Я прислушался: было светло и немо. И ее, в ее белом платье, и меня
облегали пестрые тени сучьев и листвы; и так неподвижны, так тихи были эти
легкие тени, что переставало вериться в самое существование звука.
- Нет никого. Тебе послышалось.
- Я боюсь идти дальше. Сядем лучше здесь.
Так она сказала, веря и не веря. И в этих словах я узнал ее, храбрую и
трусливую, сильную и слабую женщину, которая смело пойдет на смерть, когда
нужно, и испугается до слез темной тени в углу. И я начал смеяться над нею,
целуя ее нежно; и такой милой она стала, и вдруг радостно вздохнула вся
душа моя,- ибо великая радость для мужчины быть защитником женщины и
хранителем ее.
- Трусиха! - смеялся я.- Маленькая, глупенькая женщина, которая вдруг
испугалась леса.
И, обижаясь слегка, она отстраняла меня:
- Нет, я не боюсь леса. Но я так ясно почувствовала, что здесь кто-то
есть.
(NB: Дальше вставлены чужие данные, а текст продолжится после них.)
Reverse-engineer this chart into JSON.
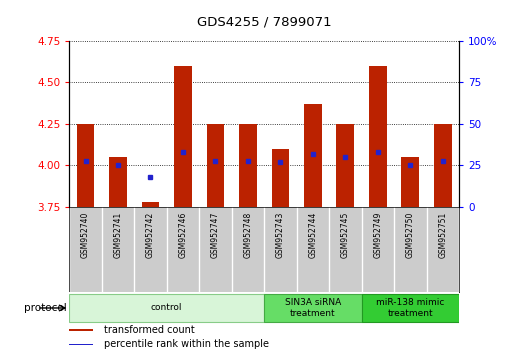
{
  "title": "GDS4255 / 7899071",
  "samples": [
    "GSM952740",
    "GSM952741",
    "GSM952742",
    "GSM952746",
    "GSM952747",
    "GSM952748",
    "GSM952743",
    "GSM952744",
    "GSM952745",
    "GSM952749",
    "GSM952750",
    "GSM952751"
  ],
  "bar_bottoms": [
    3.75,
    3.75,
    3.75,
    3.75,
    3.75,
    3.75,
    3.75,
    3.75,
    3.75,
    3.75,
    3.75,
    3.75
  ],
  "bar_tops": [
    4.25,
    4.05,
    3.78,
    4.6,
    4.25,
    4.25,
    4.1,
    4.37,
    4.25,
    4.6,
    4.05,
    4.25
  ],
  "percentile_values": [
    4.03,
    4.0,
    3.93,
    4.08,
    4.03,
    4.03,
    4.02,
    4.07,
    4.05,
    4.08,
    4.0,
    4.03
  ],
  "ylim_left": [
    3.75,
    4.75
  ],
  "ylim_right": [
    0,
    100
  ],
  "yticks_left": [
    3.75,
    4.0,
    4.25,
    4.5,
    4.75
  ],
  "yticks_right": [
    0,
    25,
    50,
    75,
    100
  ],
  "bar_color": "#bb2200",
  "dot_color": "#2222cc",
  "groups": [
    {
      "label": "control",
      "start": 0,
      "end": 6,
      "color": "#d8f5d8",
      "border": "#88cc88"
    },
    {
      "label": "SIN3A siRNA\ntreatment",
      "start": 6,
      "end": 9,
      "color": "#66dd66",
      "border": "#44aa44"
    },
    {
      "label": "miR-138 mimic\ntreatment",
      "start": 9,
      "end": 12,
      "color": "#33cc33",
      "border": "#229922"
    }
  ],
  "legend_items": [
    {
      "label": "transformed count",
      "color": "#bb2200"
    },
    {
      "label": "percentile rank within the sample",
      "color": "#2222cc"
    }
  ],
  "protocol_label": "protocol",
  "bar_width": 0.55
}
Сядем вот тут, в тени...
И мы сели в тени высокой, толстой сосны, опершись спинами о ее теплый,
шершавый ствол. Перед нами тянулись длинные тени дерев, а когда я взглянул
назад - росистая трава отливалась дымчатым серебром, и по ней тянулись
такие же дымчатые, длинные, тающие тени. И так по всему лесу неподвижно
лежали они, далеко, до той неуловимой взглядом грани, где все вдруг
становится непонятным: тени и свет, и чернь и серебро, и дымчатость
прозрачной хвои, и все сливается в одну молчаливую, серебристо-черную
тайну.
И тихо жаловался я ей, моей возлюбленной:
- Я боюсь проклятия зверя. За что он проклял меня, за что? Разве я
виноват, что на земле так плохо? Когда я родился, земля уже была такою; и
такою же останется она, когда я умру. Ведь так коротка и бессильна моя
жизнь!
И тихо спрашивала она, прижимаясь ко мне:
- А они тоже проклинали - эти тени, которые ты видел?
- Нет. Ведь они мертвые. Они шагали молча. У них огромные
окровавленные головы, но они шагали молча...
- В кровавой мгле?
- Да... в кровавой мгле.
Я смотрел на черные тающие тени и думал вслух:
- Он сожжет их города.
- Кто?
- Тот, кто захочет правды. И наступит время, когда ни одного города не
останется на земле. Быть может, не останется и человека.
- А кто знает правду?
- Зверь знает.
Она задумалась, и я почувствовал, как нахмурились и сошлись ее брови.
И сказала с уверенностью:
- Нет, он тоже не знает. Зачем он проклял тебя? Он не знает правды.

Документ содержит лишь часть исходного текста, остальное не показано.